Alle Knollenorchideen bevorzugen nördlich der Alpen, Böden welche reich an Kalium, Magnesium und/oder Mangan (diese beiden scheinen sich gegenseitig ergänzen zu können) sind, Stickstoff und Phosphor hingegen liegen ziemlich tief.
Sie lieben also hohe Gehalte ganz bestimmter Nährstoffe, welche z. B. für Gemüse schon an der Obergrenze zum toxischen Bereich bzw. über dieser liegen.
Also merke: Knollenorchideen wachsen auf Böden mit spezifischen Nährsalzkonzentrationen, welche für Kulturarten z.
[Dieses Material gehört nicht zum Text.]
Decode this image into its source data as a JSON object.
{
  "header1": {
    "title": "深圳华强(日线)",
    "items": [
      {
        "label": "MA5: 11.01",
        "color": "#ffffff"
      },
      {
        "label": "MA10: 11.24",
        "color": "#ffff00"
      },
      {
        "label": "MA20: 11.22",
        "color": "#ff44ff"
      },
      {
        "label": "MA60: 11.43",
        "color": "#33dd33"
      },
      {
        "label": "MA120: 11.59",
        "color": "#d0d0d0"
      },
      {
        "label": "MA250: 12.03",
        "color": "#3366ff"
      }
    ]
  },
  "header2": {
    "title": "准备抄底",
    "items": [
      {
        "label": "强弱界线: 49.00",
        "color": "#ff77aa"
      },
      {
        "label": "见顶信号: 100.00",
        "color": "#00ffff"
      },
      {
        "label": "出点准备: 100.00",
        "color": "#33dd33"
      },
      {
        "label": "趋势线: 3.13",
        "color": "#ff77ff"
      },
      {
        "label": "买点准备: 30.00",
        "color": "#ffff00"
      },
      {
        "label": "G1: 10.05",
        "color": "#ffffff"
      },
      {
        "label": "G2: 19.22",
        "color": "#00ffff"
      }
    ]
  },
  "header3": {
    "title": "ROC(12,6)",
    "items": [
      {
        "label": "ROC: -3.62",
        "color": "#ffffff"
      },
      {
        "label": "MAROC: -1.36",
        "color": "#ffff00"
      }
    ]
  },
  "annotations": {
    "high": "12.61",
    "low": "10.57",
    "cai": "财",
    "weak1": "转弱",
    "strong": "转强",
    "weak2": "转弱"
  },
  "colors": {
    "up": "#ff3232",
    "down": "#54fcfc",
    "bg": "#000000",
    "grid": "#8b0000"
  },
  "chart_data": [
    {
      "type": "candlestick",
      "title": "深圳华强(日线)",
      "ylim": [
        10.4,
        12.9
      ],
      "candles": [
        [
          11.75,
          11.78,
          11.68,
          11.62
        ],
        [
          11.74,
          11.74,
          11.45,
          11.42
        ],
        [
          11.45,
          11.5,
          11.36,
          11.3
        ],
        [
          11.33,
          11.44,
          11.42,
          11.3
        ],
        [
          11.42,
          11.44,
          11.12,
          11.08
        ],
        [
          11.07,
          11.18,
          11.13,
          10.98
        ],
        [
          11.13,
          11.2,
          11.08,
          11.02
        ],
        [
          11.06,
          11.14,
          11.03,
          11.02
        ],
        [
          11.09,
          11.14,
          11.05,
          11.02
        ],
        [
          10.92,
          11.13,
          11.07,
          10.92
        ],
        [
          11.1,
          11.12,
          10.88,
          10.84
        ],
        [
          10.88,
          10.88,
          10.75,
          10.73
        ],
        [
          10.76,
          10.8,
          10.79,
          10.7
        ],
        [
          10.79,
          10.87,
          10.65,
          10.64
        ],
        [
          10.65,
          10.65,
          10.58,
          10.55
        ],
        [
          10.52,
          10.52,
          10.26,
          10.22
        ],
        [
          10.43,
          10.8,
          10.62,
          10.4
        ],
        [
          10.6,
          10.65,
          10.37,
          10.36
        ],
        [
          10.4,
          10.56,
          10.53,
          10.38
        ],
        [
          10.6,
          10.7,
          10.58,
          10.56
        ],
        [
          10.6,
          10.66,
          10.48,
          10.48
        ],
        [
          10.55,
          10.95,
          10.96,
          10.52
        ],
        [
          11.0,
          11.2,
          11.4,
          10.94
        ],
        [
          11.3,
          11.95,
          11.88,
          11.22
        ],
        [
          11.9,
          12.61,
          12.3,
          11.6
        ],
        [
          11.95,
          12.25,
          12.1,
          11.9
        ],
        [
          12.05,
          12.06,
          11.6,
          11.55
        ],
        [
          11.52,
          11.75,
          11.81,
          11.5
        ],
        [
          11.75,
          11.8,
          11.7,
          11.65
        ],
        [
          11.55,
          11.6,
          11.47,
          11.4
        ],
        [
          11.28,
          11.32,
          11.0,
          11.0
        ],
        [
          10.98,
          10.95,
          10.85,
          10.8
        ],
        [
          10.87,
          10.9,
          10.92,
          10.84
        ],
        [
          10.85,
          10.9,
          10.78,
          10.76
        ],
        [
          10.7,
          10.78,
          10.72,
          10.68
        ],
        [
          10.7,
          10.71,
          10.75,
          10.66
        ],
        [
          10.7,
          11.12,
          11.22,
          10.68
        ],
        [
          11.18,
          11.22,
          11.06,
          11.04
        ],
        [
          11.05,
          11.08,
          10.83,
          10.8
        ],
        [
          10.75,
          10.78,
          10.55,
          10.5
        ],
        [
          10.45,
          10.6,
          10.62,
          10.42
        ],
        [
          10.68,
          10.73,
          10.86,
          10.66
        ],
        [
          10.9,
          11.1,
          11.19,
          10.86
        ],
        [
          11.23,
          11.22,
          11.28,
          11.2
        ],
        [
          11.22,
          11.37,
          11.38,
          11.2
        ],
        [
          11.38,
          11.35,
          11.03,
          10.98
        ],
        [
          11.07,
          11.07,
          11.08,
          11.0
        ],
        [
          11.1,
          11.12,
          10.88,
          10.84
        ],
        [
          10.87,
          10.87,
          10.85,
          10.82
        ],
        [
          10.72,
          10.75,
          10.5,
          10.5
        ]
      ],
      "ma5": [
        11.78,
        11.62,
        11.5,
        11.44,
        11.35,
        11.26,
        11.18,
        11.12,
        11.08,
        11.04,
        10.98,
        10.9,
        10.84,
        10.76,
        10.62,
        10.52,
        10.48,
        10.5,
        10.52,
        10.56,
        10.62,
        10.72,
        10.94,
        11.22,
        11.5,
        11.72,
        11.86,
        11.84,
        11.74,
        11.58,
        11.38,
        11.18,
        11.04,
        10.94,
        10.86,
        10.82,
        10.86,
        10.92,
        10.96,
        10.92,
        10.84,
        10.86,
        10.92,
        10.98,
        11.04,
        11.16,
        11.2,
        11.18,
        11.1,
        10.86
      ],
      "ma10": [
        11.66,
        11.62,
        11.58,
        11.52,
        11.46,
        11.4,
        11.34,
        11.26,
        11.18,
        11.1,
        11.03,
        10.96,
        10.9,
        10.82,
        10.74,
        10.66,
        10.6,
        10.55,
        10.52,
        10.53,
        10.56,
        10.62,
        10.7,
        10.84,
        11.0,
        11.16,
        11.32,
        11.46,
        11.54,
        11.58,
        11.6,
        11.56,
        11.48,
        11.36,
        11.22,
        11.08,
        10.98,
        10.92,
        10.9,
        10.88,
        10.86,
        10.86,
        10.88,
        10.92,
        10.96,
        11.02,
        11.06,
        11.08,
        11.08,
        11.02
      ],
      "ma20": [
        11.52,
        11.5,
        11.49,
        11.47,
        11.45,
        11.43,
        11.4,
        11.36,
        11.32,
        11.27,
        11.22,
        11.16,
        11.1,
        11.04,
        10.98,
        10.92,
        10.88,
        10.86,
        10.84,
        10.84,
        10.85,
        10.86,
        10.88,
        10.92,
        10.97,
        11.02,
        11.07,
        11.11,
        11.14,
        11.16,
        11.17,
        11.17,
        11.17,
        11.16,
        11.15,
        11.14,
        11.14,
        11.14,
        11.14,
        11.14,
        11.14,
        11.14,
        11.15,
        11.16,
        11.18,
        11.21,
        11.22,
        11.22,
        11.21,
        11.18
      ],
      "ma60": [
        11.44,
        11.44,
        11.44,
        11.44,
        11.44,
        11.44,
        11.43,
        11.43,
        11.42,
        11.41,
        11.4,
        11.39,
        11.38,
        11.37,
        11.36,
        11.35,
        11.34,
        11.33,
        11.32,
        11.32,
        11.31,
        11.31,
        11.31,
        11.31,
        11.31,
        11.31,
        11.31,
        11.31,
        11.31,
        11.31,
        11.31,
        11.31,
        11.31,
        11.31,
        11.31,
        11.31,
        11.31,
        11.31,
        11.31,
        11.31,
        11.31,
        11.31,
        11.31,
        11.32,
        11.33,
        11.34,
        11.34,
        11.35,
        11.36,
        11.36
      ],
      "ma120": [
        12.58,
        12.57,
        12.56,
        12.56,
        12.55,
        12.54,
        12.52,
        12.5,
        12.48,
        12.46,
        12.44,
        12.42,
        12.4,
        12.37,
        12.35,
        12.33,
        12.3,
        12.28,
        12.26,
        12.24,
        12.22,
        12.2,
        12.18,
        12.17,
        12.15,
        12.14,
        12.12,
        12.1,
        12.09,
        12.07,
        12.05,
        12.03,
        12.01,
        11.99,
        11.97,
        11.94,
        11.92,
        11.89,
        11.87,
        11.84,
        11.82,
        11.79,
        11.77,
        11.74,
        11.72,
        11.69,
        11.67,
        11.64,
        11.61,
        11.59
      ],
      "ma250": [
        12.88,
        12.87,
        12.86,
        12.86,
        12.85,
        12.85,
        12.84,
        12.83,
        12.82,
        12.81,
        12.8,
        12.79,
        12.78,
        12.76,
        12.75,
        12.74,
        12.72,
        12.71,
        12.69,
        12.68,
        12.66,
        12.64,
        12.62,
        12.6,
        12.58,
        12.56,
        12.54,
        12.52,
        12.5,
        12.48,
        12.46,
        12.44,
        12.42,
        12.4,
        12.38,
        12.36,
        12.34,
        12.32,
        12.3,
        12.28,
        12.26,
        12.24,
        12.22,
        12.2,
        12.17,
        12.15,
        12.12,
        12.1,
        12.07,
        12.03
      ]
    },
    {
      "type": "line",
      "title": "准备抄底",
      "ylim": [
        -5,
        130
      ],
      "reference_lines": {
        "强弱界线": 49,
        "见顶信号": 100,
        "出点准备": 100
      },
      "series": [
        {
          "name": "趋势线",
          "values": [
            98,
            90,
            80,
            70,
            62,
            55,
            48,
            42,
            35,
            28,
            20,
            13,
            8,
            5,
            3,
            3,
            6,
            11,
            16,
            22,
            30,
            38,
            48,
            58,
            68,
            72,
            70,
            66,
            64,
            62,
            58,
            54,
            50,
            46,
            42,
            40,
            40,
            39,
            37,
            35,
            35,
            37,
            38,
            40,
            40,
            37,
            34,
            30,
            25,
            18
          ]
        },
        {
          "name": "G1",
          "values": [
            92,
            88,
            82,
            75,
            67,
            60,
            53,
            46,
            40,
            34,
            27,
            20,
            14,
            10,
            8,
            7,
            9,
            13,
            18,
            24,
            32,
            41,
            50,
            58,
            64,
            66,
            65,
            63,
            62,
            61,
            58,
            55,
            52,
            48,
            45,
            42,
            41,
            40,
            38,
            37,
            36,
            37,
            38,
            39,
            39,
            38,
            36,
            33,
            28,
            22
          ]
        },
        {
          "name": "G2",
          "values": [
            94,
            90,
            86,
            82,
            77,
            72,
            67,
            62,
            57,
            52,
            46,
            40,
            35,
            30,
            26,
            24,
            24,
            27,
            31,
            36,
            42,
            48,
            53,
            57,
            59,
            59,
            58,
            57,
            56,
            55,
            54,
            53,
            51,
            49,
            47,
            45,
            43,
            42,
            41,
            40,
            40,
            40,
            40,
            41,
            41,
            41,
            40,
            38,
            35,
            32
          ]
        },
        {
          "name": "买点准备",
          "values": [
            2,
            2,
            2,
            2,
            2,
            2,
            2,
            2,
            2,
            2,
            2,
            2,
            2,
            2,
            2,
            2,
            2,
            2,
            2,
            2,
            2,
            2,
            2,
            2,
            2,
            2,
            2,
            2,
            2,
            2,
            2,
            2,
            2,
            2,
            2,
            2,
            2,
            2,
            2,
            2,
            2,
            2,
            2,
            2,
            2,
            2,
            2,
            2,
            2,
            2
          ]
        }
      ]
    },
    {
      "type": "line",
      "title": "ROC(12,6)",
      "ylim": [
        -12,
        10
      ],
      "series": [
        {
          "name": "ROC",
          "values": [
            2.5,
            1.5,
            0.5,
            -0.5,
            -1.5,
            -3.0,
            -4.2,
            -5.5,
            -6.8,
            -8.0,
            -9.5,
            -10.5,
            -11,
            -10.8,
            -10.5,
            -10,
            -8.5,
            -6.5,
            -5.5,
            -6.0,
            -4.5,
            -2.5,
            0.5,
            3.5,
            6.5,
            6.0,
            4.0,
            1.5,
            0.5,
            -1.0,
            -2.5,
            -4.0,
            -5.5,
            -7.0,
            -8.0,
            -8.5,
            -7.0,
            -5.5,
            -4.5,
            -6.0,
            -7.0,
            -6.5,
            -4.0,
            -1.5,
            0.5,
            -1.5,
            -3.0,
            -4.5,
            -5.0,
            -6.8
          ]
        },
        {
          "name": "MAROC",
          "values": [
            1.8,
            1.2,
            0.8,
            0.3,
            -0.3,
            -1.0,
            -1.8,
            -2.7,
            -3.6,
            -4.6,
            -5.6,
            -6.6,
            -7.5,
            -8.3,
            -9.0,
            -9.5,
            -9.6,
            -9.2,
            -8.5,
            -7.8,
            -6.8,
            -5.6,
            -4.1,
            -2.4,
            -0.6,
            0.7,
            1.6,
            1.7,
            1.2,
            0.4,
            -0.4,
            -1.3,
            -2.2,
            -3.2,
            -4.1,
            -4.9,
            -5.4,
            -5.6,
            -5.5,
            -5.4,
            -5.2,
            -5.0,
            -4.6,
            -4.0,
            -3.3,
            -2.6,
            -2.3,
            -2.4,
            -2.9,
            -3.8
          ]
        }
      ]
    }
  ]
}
T. schon toxisch sind.
Versuche, welche klären sollten, ob dies einen Standortvorteil gegenüber der Begleitvegetation ist, verliefen negativ. Daran liegt es also nicht.
Die Antwort findet man im Mittelmeerraum. In niederen Lagen wachsen dort die Arten auf ganz normalen Böden, mit einer leichten Neigung zum Kalkboden, aber nicht zwingend mit hohen Ansprüchen an bestimmte Nährstoffe. In den höheren Lagen im Gebirge aber, das gleiche Bild wie nördlich der Alpen.
Die Ergebnisse lassen eigentlich nur den Schluss zu, dass die hohen Konzentrationen der genannten Nährsalze für die Winterhärte wichtig sind.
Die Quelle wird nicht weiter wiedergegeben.